O jornalismo corporativo conta muito pouco desta história
O
Governo de Unidade Popular que integrava três forças politicas (uma delas o da Democracia Cristã travestida de esquerda) todas elas reformistas, numa “união” presidido por
Salvador Allende tomou posse no dia 4 de Setembro de 1970.
Não era um governo revolucionário, nem o tecido económico com os mais importantes sectores das riqueza do país nas mãos de empresas estrangeiras tencionava expropriá-las a preços que “não fossem apropriados”.
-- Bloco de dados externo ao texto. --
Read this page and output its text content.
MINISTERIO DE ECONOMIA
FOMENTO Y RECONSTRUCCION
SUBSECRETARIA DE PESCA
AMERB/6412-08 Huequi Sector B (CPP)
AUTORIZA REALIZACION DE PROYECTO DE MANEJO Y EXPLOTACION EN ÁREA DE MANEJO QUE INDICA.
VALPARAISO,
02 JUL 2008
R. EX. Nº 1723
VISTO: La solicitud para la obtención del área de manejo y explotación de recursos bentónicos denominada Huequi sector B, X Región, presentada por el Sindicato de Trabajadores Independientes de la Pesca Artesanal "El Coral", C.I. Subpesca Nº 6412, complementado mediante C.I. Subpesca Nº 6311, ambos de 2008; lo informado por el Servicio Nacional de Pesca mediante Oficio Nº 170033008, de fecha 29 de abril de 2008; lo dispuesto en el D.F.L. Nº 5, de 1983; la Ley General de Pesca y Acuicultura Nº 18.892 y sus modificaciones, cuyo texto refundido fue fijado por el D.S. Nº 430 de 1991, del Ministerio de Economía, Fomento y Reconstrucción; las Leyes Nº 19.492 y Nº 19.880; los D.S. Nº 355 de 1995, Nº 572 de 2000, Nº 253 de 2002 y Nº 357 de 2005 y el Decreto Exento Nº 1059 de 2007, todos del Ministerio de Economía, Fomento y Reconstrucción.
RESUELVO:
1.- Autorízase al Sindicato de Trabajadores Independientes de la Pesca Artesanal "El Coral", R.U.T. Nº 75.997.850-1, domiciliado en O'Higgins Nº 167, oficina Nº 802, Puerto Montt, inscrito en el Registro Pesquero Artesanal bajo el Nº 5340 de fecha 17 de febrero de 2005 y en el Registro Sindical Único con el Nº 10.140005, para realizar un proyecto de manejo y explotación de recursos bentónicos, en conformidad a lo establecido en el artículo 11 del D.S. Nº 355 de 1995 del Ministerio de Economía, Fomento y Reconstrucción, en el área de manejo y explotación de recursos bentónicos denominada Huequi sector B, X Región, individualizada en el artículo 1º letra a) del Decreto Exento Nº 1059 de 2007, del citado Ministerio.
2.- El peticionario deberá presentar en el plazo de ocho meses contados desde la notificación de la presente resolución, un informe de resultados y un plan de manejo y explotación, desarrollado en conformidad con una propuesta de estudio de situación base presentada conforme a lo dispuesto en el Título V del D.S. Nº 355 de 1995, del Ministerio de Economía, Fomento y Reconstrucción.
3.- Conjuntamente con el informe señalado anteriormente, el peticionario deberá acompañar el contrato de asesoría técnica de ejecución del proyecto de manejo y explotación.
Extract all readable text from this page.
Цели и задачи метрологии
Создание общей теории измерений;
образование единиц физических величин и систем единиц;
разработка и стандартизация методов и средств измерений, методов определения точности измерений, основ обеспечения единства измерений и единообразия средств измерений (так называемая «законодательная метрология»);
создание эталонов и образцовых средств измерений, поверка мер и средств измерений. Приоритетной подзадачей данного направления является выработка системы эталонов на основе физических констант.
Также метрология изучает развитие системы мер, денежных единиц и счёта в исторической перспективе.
A indústria do Cobre representava 77% das receitas nacionais e estava, salvo pequenas franjas de pequenos accionistas,
na posse de monopólios norte americanos (como a Anaconda ou a Kennecott). A dívida externa do Chile, somados os juros, atingia nesse ano de 1970 a astronómica quantia para a época de 4 mil milhões de dólares (2). O aparelho politico-Militar era hierarquizado por quadros superiores formado na tristemente famosa “Escuela para las Américas” de Fort Bragg. Neste contexto a defesa da Constituição liberal estava entregue às Forças Armadas, que “
se abstinham” de intervir na politica, cumprindo a velada
doutrina Schneider, que defendia os interesses privados dos investidores estrangeiros, isto é, a mesma política de Defesa dos interesses públicos do governo dos Estados Unidos.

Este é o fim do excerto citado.